From savings to investment - The evolving financial outlook of Indian women
The article has been authored by by Swati Pincha, Head of Growth, CoinSwitch.
More women are investing than ever before. As Indian women gain financial independence, their perspectives on investments are changing and their appetite for it are growing rapidly.
Today, women in India view investing as a crucial means for achieving financial security and independence, as per the Economic Survey 2023. Challenging the conventional view of being more likely to save than invest, women of today’s India are actively investing in fixed deposits, mutual funds, stocks, and even virtual digital assets. This is after gold, the traditional store of wealth in India, remains popular.
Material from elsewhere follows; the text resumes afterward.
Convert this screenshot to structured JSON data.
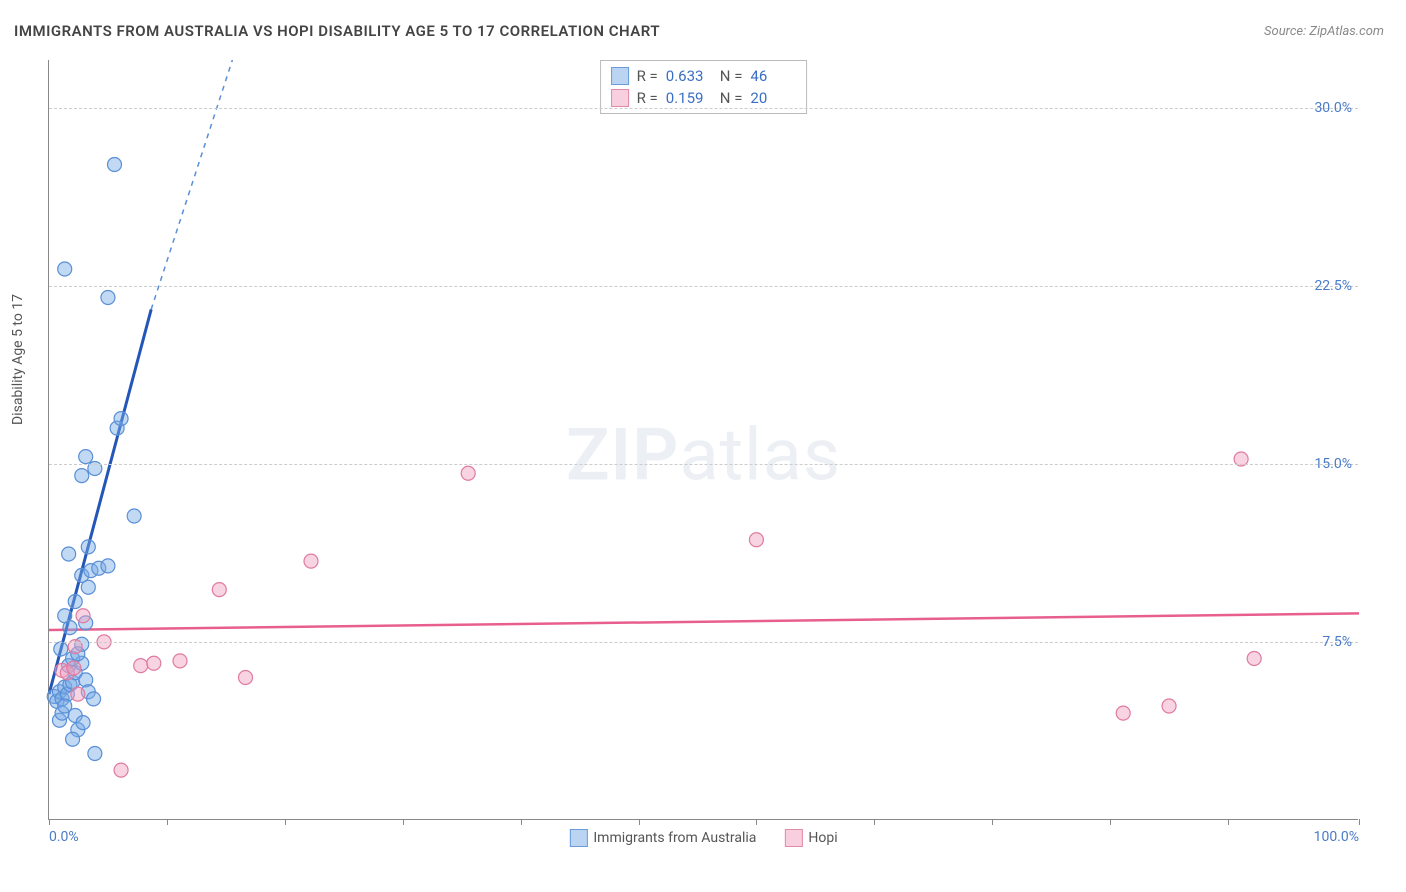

What’s driving this change? A higher income is a major factor, of course. But that alone does not account for the rapid growth of women investors in recent years. The proportion of women investing in equities in India had reportedly jumped from 16% to 24% in two years. The household income did not leap as much in the same period. The answer then lies not in the wallet, but in our pocket: Smartphones.
The last few years have seen a rapid transformation of India’s digital landscape. India’s deep internet penetration, rising smartphone adoption, and an ever growing bunch of startups focussing on democratising wealth are dismantling the access and knowledge barrier that has stopped more women from investing. India’s population-scale digital tools like Aadhaar are enabling better access to formal financial services—for women and others. Thanks to online platforms, they now have access to a multitude of tools to invest and information on how best to go about it.
But problems remain. Despite these positive trends, barriers still exist that prevent women in India from fully embracing investment. For example, many women in tier-2 and tier-3 cities still lack access to financial resources and information; and they are dependent on their family members even when they have the means and will to invest. Additionally, gender bias and cultural norms can often discourage women from taking risks and exploring new investment opportunities.
Addressing these issues would need a joint and sustained effort by public organizations and private companies—big and small. Many organisations and government initiatives are now offering financial education programs such as FLCC (Financial Literacy and Credit Counselling Centers) to educate and connect people in rural and urban areas on formal financial products. Pradhan Mantri Jan-Dhan Yojana is making the banking sector more accessible to men and women in rural India, especially if they are earning from the agriculture and unorganised sectors. Startups are developing bespoke financial products and providing educational materials through innovative means to better address the needs of India, especially women.
Such efforts should continue. Access to resources is still a challenge to many in the country and there is still a lot of room for improvement. For our nation to be truly a financial powerhouse, the benefits need to reach the last woman on the street. Promoting financial literacy and developing and designing inclusive tools should be a priority.
The article has been authored by by Swati Pincha, Head of Growth, CoinSwitch.